Bezos drew a stark comparison between gross merchandise sales on Amazon’s marketplace—which between 1999 and 2018 have grown from $100 million to $160 billion, a 52% compound annual growth rate—and gross merchandise sales on eBay Inc., which during the same period have grown from $2.8 billion to $95 billion, a 20% compound rate.
“Why did independent sellers do so much better selling on Amazon than they did on eBay?” Bezos asks. “And why were independent sellers able to grow so much faster than Amazon’s own highly organized first-party sales organization? There isn’t one answer, but we do know one extremely important part of the answer: We helped independent sellers compete against our first-party business by investing in and offering them the very best selling tools we could imagine and build. There are many such tools, including tools that help sellers manage inventory, process payments, track shipments, create reports, and sell across borders–and we’re inventing more every year.”
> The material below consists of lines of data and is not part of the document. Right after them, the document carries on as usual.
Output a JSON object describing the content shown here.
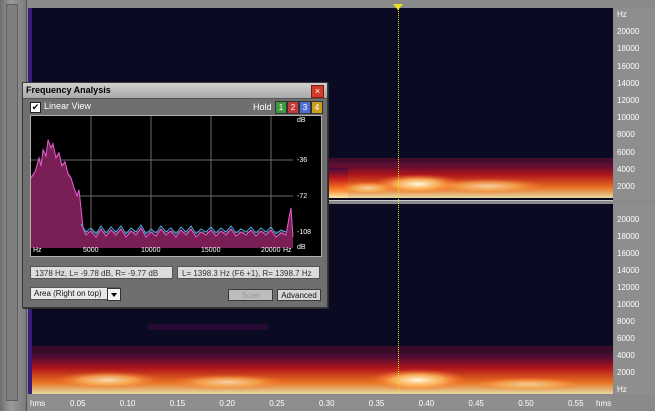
{
  "freq_axis_top": [
    "Hz",
    "20000",
    "18000",
    "16000",
    "14000",
    "12000",
    "10000",
    "8000",
    "6000",
    "4000",
    "2000"
  ],
  "freq_axis_bottom": [
    "20000",
    "18000",
    "16000",
    "14000",
    "12000",
    "10000",
    "8000",
    "6000",
    "4000",
    "2000",
    "Hz"
  ],
  "time_axis": [
    "hms",
    "0.05",
    "0.10",
    "0.15",
    "0.20",
    "0.25",
    "0.30",
    "0.35",
    "0.40",
    "0.45",
    "0.50",
    "0.55",
    "hms"
  ],
  "dialog": {
    "title": "Frequency Analysis",
    "close_glyph": "×",
    "linear_view_label": "Linear View",
    "linear_view_checked": "✔",
    "hold_label": "Hold",
    "hold_buttons": [
      "1",
      "2",
      "3",
      "4"
    ],
    "hold_colors": [
      "#3f9a3f",
      "#c23a3a",
      "#4f6fd0",
      "#c9a020"
    ],
    "y_labels": [
      "dB",
      "-36",
      "-72",
      "-108",
      "dB"
    ],
    "x_labels": [
      "Hz",
      "5000",
      "10000",
      "15000",
      "20000",
      "Hz"
    ],
    "readout_left": "1378 Hz, L= -9.78 dB, R= -9.77 dB",
    "readout_right": "L= 1398.3 Hz (F6 +1), R= 1398.7 Hz",
    "graph_type": "Area (Right on top)",
    "scan_label": "Scan",
    "advanced_label": "Advanced"
  },
  "colors": {
    "spectrogram_bg": "#0a0b22",
    "plot_fill": "#7a1f55",
    "plot_line_left": "#e060d0",
    "plot_line_right": "#4aa8e0",
    "cursor": "#e8e020"
  }
}
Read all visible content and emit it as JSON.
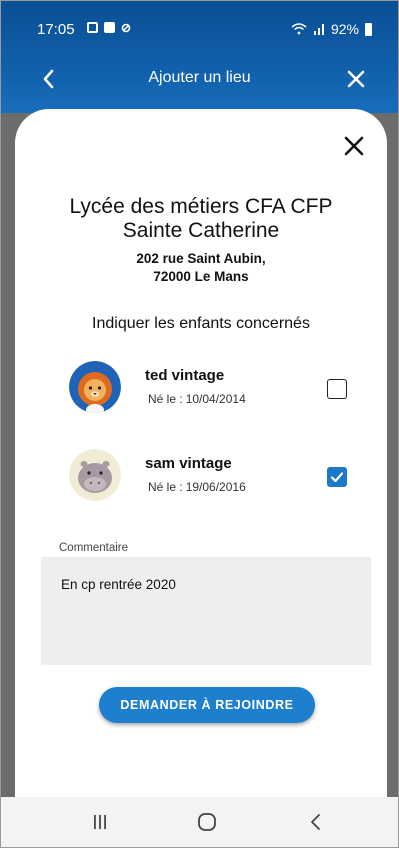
{
  "status_bar": {
    "time": "17:05",
    "battery": "92%",
    "notification_icons": [
      "message-icon",
      "image-icon",
      "link-icon"
    ]
  },
  "header": {
    "title": "Ajouter un lieu",
    "back_icon": "chevron-left-icon",
    "close_icon": "close-icon"
  },
  "sheet": {
    "close_icon": "close-icon",
    "place_name_line1": "Lycée des métiers CFA CFP",
    "place_name_line2": "Sainte Catherine",
    "address_line1": "202 rue Saint Aubin,",
    "address_line2": "72000 Le Mans",
    "children_title": "Indiquer les enfants concernés",
    "dob_prefix": "Né le :",
    "children": [
      {
        "name": "ted vintage",
        "dob": "10/04/2014",
        "checked": false,
        "avatar": "lion-avatar"
      },
      {
        "name": "sam vintage",
        "dob": "19/06/2016",
        "checked": true,
        "avatar": "hippo-avatar"
      }
    ],
    "comment_label": "Commentaire",
    "comment_value": "En cp rentrée 2020",
    "join_button": "DEMANDER À REJOINDRE"
  },
  "nav_bar": {
    "items": [
      "recent-apps-icon",
      "home-icon",
      "back-icon"
    ]
  },
  "colors": {
    "header_blue": "#1262ae",
    "accent": "#1f7fcf",
    "sheet_bg": "#ffffff",
    "comment_bg": "#eeeeee"
  }
}
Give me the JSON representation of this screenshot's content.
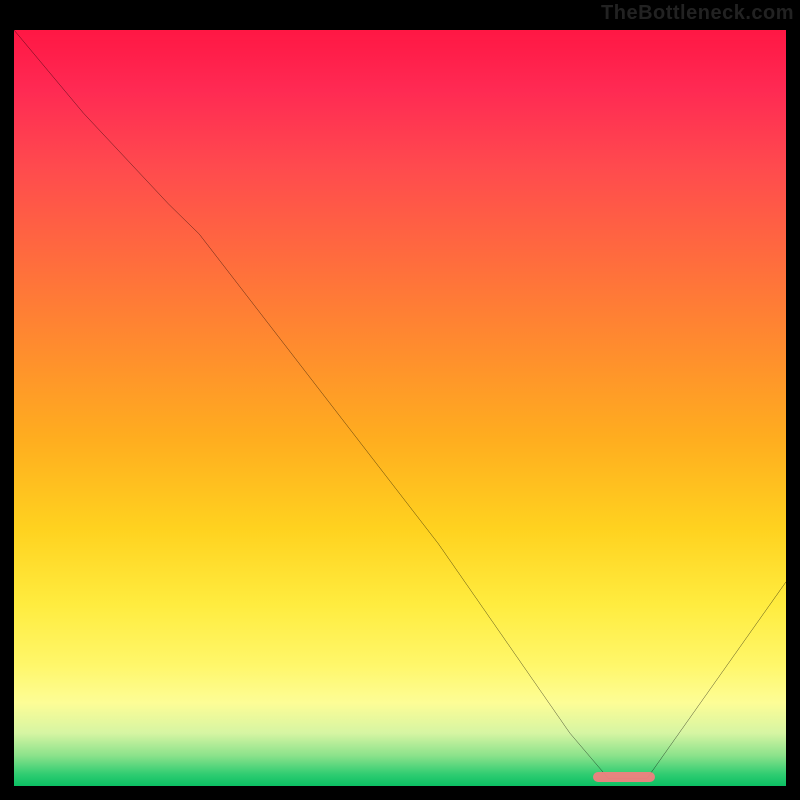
{
  "watermark": "TheBottleneck.com",
  "chart_data": {
    "type": "line",
    "title": "",
    "xlabel": "",
    "ylabel": "",
    "xlim": [
      0,
      100
    ],
    "ylim": [
      0,
      100
    ],
    "x": [
      0,
      9,
      20,
      24,
      55,
      72,
      77,
      82,
      100
    ],
    "values": [
      100,
      89,
      77,
      73,
      32,
      7,
      1,
      1,
      27
    ],
    "marker": {
      "x_start": 75,
      "x_end": 83,
      "y": 1
    },
    "background_gradient": {
      "top": "#ff1744",
      "mid": "#ffd21f",
      "bottom": "#0bbf63"
    }
  },
  "colors": {
    "curve": "#000000",
    "marker": "#f08080",
    "frame": "#000000"
  }
}
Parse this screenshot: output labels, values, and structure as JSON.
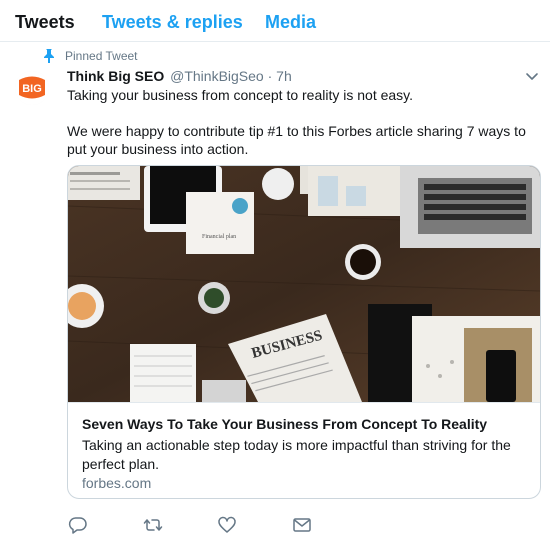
{
  "tabs": [
    {
      "label": "Tweets"
    },
    {
      "label": "Tweets & replies"
    },
    {
      "label": "Media"
    }
  ],
  "pinned_label": "Pinned Tweet",
  "tweet": {
    "avatar_text": "BIG",
    "name": "Think Big SEO",
    "handle": "@ThinkBigSeo",
    "separator": "·",
    "time": "7h",
    "paragraphs": [
      "Taking your business from concept to reality is not easy.",
      "We were happy to contribute tip #1 to this Forbes article sharing 7 ways to put your business into action."
    ]
  },
  "card": {
    "image_words": [
      "BUSINESS",
      "Financial plan"
    ],
    "title": "Seven Ways To Take Your Business From Concept To Reality",
    "description": "Taking an actionable step today is more impactful than striving for the perfect plan.",
    "domain": "forbes.com"
  },
  "icons": {
    "pin": "pin-icon",
    "caret": "chevron-down-icon",
    "reply": "reply-icon",
    "retweet": "retweet-icon",
    "like": "heart-icon",
    "dm": "envelope-icon"
  },
  "colors": {
    "accent": "#1da1f2",
    "secondary_text": "#657786",
    "border": "#e6ecf0",
    "avatar_orange": "#f26522"
  }
}
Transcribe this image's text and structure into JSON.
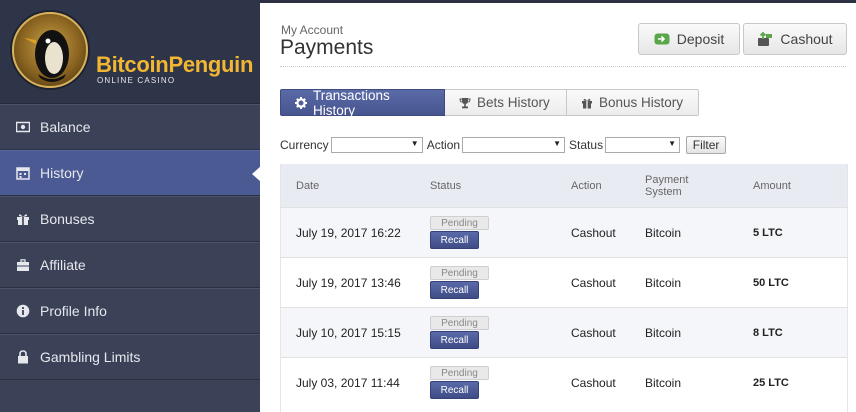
{
  "brand": {
    "name_part1": "Bitcoin",
    "name_part2": "Penguin",
    "subtitle": "ONLINE CASINO"
  },
  "sidebar": {
    "items": [
      {
        "label": "Balance",
        "icon": "money-icon"
      },
      {
        "label": "History",
        "icon": "calendar-icon",
        "active": true
      },
      {
        "label": "Bonuses",
        "icon": "gift-icon"
      },
      {
        "label": "Affiliate",
        "icon": "briefcase-icon"
      },
      {
        "label": "Profile Info",
        "icon": "info-icon"
      },
      {
        "label": "Gambling Limits",
        "icon": "lock-icon"
      }
    ]
  },
  "header": {
    "breadcrumb": "My Account",
    "title": "Payments"
  },
  "actions": {
    "deposit_label": "Deposit",
    "cashout_label": "Cashout"
  },
  "tabs": [
    {
      "label": "Transactions History",
      "icon": "gear-icon",
      "active": true
    },
    {
      "label": "Bets History",
      "icon": "trophy-icon"
    },
    {
      "label": "Bonus History",
      "icon": "gift-icon"
    }
  ],
  "filters": {
    "currency_label": "Currency",
    "action_label": "Action",
    "status_label": "Status",
    "filter_button": "Filter"
  },
  "table": {
    "headers": {
      "date": "Date",
      "status": "Status",
      "action": "Action",
      "payment_line1": "Payment",
      "payment_line2": "System",
      "amount": "Amount"
    },
    "rows": [
      {
        "date": "July 19, 2017 16:22",
        "status": "Pending",
        "recall": "Recall",
        "action": "Cashout",
        "payment": "Bitcoin",
        "amount": "5 LTC"
      },
      {
        "date": "July 19, 2017 13:46",
        "status": "Pending",
        "recall": "Recall",
        "action": "Cashout",
        "payment": "Bitcoin",
        "amount": "50 LTC"
      },
      {
        "date": "July 10, 2017 15:15",
        "status": "Pending",
        "recall": "Recall",
        "action": "Cashout",
        "payment": "Bitcoin",
        "amount": "8 LTC"
      },
      {
        "date": "July 03, 2017 11:44",
        "status": "Pending",
        "recall": "Recall",
        "action": "Cashout",
        "payment": "Bitcoin",
        "amount": "25 LTC"
      }
    ]
  },
  "colors": {
    "sidebar_bg": "#3b4257",
    "active_nav": "#4c5a93",
    "brand_gold": "#f2b632",
    "tab_active": "#4f5d98"
  }
}
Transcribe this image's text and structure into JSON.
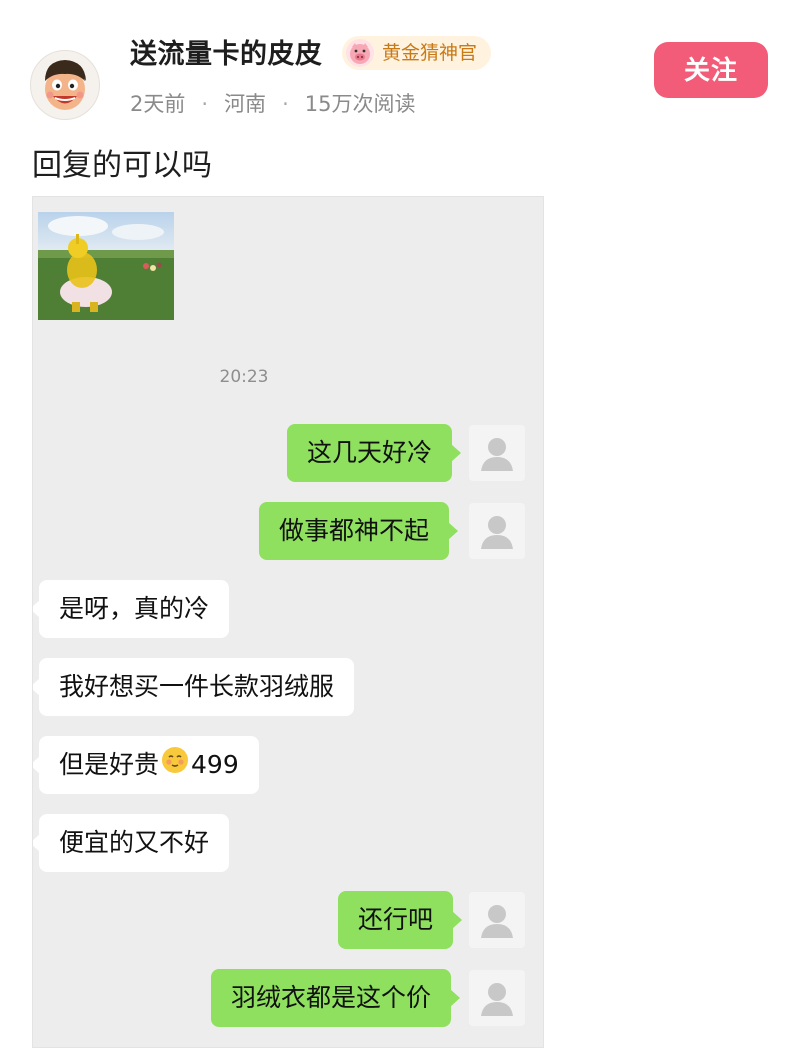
{
  "post": {
    "author": "送流量卡的皮皮",
    "badge": "黄金猜神官",
    "time": "2天前",
    "location": "河南",
    "views": "15万次阅读",
    "separator": "·",
    "follow_label": "关注",
    "text": "回复的可以吗"
  },
  "chat": {
    "timestamp": "20:23",
    "messages": [
      {
        "side": "right",
        "text": "这几天好冷"
      },
      {
        "side": "right",
        "text": "做事都神不起"
      },
      {
        "side": "left",
        "text": "是呀，真的冷"
      },
      {
        "side": "left",
        "text": "我好想买一件长款羽绒服"
      },
      {
        "side": "left",
        "text_before": "但是好贵",
        "emoji": "blush-emoji",
        "text_after": "499"
      },
      {
        "side": "left",
        "text": "便宜的又不好"
      },
      {
        "side": "right",
        "text": "还行吧"
      },
      {
        "side": "right",
        "text": "羽绒衣都是这个价"
      }
    ]
  },
  "colors": {
    "follow": "#f25c78",
    "sent_bubble": "#8fe05e",
    "received_bubble": "#ffffff",
    "chat_background": "#ededed",
    "badge_text": "#c87a16"
  },
  "icons": {
    "author_avatar": "cartoon-face-avatar",
    "badge": "pig-badge-icon",
    "chat_avatar": "default-person-icon",
    "sticker": "teletubby-sticker-image"
  }
}
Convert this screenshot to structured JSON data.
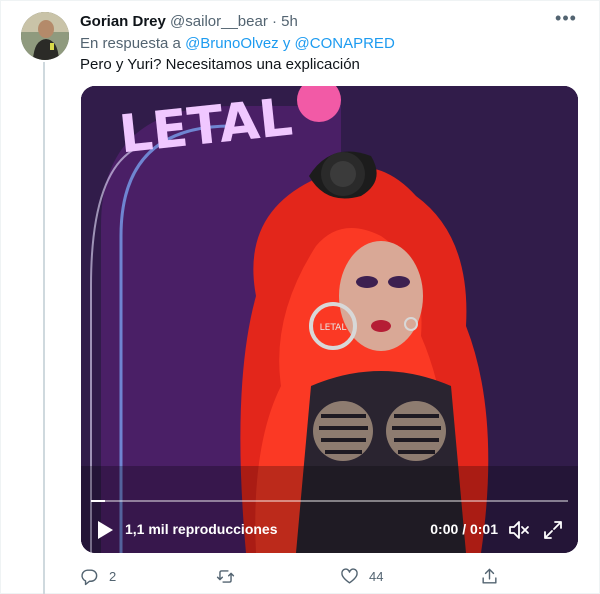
{
  "tweet": {
    "author_name": "Gorian Drey",
    "author_handle": "@sailor__bear",
    "separator": "·",
    "time": "5h",
    "reply_prefix": "En respuesta a",
    "mention_1": "@BrunoOlvez",
    "conjunction": "y",
    "mention_2": "@CONAPRED",
    "text": "Pero y Yuri? Necesitamos una explicación"
  },
  "media": {
    "sign_text": "LETAL",
    "earring_text": "LETAL",
    "views": "1,1 mil reproducciones",
    "time_current": "0:00",
    "time_separator": "/",
    "time_total": "0:01",
    "progress": 0.03
  },
  "actions": {
    "reply_count": "2",
    "retweet_count": "",
    "like_count": "44"
  },
  "colors": {
    "link": "#1d9bf0",
    "secondary_text": "#536471"
  }
}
Pointing to services such as Fulfillment by Amazon and the retail giant’s Prime membership program, Bezos argues that Amazon’s growth has benefited third-party sellers. The framing is a response to Sen. Elizabeth Warren, a presidential candidate, who has mapped out a detailed plan for separating Amazon’s marketplace from the rest of its business because she said it “crushes” small businesses.
Pushing retailers to boost their pay
Bezos, who routinely uses the letter to outline his long-term strategy, also challenged rival retailers to raise their minimum wage to $16 an hour.
“Today I challenge our top retail competitors (you know who you are!) to match our employee benefits and our $15 minimum wage,” Bezos said. “Do it! Better yet, go to $16 and throw the gauntlet back at us. It’s a kind of competition that will benefit everyone.”
The company in October pledged to pay all of its warehouse workers at least $15 an hour, after presidential hopefuls Warren and Bernie Sanders held out Amazon workers on food stamps as an example of the need for living-wage protections.
This was Bezos’ first shareholder letter since his personal affairs became tabloid fodder. The CEO in January announced his divorce from his wife of 25 years, MacKenzie Bezos, and the couple last week announced a settlement that leaves Bezos with 75% of their stock in the company. He remains Amazon’s biggest shareholder.
Bezos made no direct mention of the divorce in his annual letter, maintaining distance between the company’s operations and his personal life.
Bezos includes his 1997 shareholder letter to remind investors of his ability to capitalize on how the internet would change the nature of shopping. His strategy and outlook have developed a cultlike following similar to that of Warren Buffett, whose annual letters to Berkshire Hathaway Inc. investors are must-reads for those looking to understand the economy and Buffett’s investment strategy.